On Sunday, July 21, 2013, Espero announced his candidacy campaign for the 1st Congressional District of Hawaiʻi, the seat Hawaiʻi U.S. Representative Colleen Hanabusa vacated to run against Hawaiʻi U.S. Senator Brian Schatz. In the Democratic primary, Espero lost the party nomination to Mark Takai.

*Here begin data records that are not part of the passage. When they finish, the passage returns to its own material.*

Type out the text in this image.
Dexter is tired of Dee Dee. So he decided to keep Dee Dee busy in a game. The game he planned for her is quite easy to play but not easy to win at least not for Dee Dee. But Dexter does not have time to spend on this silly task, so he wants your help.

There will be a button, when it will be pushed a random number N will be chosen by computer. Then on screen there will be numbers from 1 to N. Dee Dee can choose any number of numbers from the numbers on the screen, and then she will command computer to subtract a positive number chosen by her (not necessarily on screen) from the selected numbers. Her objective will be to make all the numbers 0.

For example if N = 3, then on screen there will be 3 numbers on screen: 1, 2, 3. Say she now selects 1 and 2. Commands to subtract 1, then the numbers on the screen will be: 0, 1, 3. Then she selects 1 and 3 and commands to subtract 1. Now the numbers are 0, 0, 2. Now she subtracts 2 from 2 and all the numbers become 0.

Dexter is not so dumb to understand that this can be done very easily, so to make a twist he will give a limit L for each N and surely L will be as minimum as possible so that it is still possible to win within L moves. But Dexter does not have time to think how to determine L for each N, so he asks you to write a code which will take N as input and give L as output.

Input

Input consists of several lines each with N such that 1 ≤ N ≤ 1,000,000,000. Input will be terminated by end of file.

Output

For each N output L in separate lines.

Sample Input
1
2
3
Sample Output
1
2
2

== 2018 lieutenant gubernatorial election ==

In September 2017, Espero tweeted that he would run for Lieutenant Governor of Hawaii. He lost the Democratic primary to his colleague Sen. Josh Green.

== Personal life ==

Since his retirement in 2018 from state government, Espero has written two novels. Passion In Paradise and Vengeance In Paradise are both novels about prominent Hawaii families involved in politics, business, love, and a lot of drama. He has also taken up acrylic painting with artwork displayed in the Pamana Art Exhibition 2023 at Honolulu's City Hall and the Matchbox Plus XIX Miniature Art Show (11/23-1/24 Cedar Street Galleries).